Et je me lâchai comme jamais de ma vie. Tout mon corps se tendit, mon dos se souleva du lit, mes couilles se contractèrent contre la racine et je lui vidai la bouche en jets épais, l’un après l’autre, sentant ma bite battre dans ses lèvres et chaque pulsation décharger un long tiraillement de lait chaud. Diego ne bougea pas, ne se retira pas, me soutint de la bouche et des mains jusqu’au dernier tremblement, avalant à petites gorgées, sans perdre une goutte, me regardant fixement avec ses yeux de gagnant, comme si c’était lui qui venait de goûter quelque chose de bon. Quand enfin je la retirai, avec la pointe encore ruisselante d’un filet blanc, il l’attrapa de la langue et l’avala avec un sourire.
***
Quand j’ouvris enfin les yeux, le ventilateur continuait son bourdonnement idiot et j’étais trempé, mais plus de honte. Diego se redressa, s’essuya le coin des lèvres du revers de la main, passa la langue sur ses lèvres comme quelqu’un qui termine un dessert, et me fit un clin d’œil.
— Tu vois ? — dit-il en se rallongeant à côté de moi comme si de rien n’était —. Ton « problème » vient de recevoir cinq étoiles et une critique enthousiaste. Dorénavant, chaque fois que tu te sentiras insecure, tu te rappelleras cet après-midi et la façon dont tu t’es vidé dans la bouche de ton cousin.
Je ris, encore haletant, en regardant le plafond écaillé de la chambre, avec ma bite molle, humide et satisfaite sur la cuisse.

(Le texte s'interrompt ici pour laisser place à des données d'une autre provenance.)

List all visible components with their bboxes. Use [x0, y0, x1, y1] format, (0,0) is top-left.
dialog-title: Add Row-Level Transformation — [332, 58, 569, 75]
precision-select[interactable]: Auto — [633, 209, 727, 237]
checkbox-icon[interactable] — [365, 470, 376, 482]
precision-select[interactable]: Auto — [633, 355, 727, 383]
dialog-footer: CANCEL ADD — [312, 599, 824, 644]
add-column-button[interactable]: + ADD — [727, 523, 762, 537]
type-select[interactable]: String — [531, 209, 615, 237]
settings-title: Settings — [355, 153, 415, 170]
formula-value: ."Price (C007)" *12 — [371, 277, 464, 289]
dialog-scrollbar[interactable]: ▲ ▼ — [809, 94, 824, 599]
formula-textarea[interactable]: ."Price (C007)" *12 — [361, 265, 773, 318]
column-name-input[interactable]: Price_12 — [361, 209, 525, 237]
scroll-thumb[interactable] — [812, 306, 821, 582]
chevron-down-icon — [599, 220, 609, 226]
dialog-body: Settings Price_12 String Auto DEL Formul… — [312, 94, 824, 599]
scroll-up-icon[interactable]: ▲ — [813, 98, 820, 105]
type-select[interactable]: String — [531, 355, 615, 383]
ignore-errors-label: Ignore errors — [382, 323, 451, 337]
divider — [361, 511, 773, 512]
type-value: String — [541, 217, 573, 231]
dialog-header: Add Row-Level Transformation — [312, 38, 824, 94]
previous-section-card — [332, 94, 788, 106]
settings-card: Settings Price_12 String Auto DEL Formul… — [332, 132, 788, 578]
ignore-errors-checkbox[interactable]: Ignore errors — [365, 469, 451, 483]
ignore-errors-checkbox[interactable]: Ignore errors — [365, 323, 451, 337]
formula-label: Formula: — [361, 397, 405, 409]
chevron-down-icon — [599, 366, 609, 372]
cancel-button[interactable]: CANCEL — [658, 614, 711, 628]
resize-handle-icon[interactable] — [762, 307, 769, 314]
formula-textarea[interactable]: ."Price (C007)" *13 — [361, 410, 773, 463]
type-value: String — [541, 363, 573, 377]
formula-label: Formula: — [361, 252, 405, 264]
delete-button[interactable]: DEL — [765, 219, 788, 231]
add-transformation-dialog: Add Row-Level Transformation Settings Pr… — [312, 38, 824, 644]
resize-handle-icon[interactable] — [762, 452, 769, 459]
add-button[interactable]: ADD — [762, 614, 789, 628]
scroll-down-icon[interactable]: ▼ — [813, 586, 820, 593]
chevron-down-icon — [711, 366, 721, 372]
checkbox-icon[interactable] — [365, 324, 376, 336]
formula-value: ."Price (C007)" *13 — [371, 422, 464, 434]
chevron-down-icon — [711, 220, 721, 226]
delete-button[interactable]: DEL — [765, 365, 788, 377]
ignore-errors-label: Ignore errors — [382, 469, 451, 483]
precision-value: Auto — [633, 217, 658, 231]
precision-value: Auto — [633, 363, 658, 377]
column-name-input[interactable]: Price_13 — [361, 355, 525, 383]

— Tu es un cas perdu, Diego.
— Un cas perdu qui vient d’améliorer ton estime de toi pour la vie. Tu me remercieras plus tard. Et préviens-moi quand tu voudras recommencer, que je te la reprendrai comme ça, sans problème.
Il tendit le bras, attrapa les deux bières qui s’étaient tiédies sur la table de nuit et m’en tendit une. Nous trinquâmes en silence, nous regardant de biais, sachant tous les deux que cet après-midi de janvier resterait enfermé quelque part, dans un recoin que nous n’avouerions jamais à personne.
— La prochaine fois — dis-je en prenant une longue gorgée —, c’est à toi de recevoir une leçon d’humilité, expert. On verra si tu tiens quand c’est moi qui te prendrai les couilles.
Diego éclata de rire et cogna sa canette contre la mienne.
— Quand tu veux, cousin. Mais préviens à l’avance. Parce que, je te préviens, de ça aussi je sais en recevoir. Et bien.
Dehors, le village continuait à fondre sous le soleil, indifférent à tout. Dedans, pour la première fois depuis longtemps, j’ai arrêté de détester ma bite. Et j’ai compris que certaines choses que nous portons comme une condamnation ne sont rien de plus qu’un cadeau qui attend la bonne personne pour être ouvert.